I’m evaluating search platforms for my files. As I run a nextcloud anyway, using fulltextsearch would be awesome. However, I need to be able to search through .eml E-Mail files as well.
Is there a simple way to add file extensions or such to files_fulltextsearch? It should work pretty much out of the box if I’m not mistaken as it behaves like a plain text file.

I also found this github issue where it says that .eml support was added but it seems there’s been a major refactor of the app and .eml support has been dropped?

Best Regards

Hello,

Please send me some example of eml files to maxence@nextcloud.com

The issue with the current state of elasticsearch/tika and the fulltextsearch app is that it will index the raw content of the file. Which means that the HTML and the headers will mess up with the search.

This should be done with an app (like the files_fulltextsearch_tesseract) that parse the raw content using mailparser (or other rfc822 lib) and extract the real content (and why not, the attached files).

This would be a great improvement, however I do not have much time working on this, but if anyone want to have a look, I am available to answer any question regarding how to catch a file before its indexing

This would be a descent base. Working on NC15.

Thank you very much for the quick response and for looking into the matter.
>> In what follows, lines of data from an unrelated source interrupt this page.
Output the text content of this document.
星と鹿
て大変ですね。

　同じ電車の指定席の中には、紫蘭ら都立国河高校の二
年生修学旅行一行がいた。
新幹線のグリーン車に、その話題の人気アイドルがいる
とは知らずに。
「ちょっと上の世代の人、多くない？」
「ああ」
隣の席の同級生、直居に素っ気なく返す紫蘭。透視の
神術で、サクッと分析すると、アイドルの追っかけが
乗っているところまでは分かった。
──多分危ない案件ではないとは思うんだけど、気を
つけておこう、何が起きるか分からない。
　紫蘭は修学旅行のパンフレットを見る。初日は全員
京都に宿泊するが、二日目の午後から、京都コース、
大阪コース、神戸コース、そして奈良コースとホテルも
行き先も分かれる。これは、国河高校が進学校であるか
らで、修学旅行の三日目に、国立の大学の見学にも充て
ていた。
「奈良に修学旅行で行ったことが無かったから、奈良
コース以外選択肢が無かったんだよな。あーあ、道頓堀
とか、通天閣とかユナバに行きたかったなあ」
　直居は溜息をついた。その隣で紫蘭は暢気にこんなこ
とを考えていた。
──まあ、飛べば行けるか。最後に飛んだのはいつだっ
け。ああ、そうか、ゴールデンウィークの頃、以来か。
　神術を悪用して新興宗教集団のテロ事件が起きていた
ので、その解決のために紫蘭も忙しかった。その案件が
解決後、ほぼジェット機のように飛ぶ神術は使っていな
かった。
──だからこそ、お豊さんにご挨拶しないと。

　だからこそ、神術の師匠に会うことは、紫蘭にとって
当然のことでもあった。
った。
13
I agree that it would be a great improvement, unfortunately I lack neccessary skills to contribute :frowning:

Don’t worry, there is a lot of way to contribute to the project; documentation, support, helping other users !

Still needs some improvement, but this is what will be available in Nextcloud 15:

1 Like

I forked the old NC 15 app and completely rebased it for Nextcloud 25.0.2

Just got it back to working again, so I will look into publishing it on the App Store for anyone else looking forward to it (still needs some cleaning up to be done - no tests or anything).

Searching works against the subject, from, to and text.

There are no settings or anything else added yet if ever … because that’s all I was looking at for now.

Maybe searching for specific attachments could be usefull tought …

I will test it against my collection of over 100k .eml files first tought …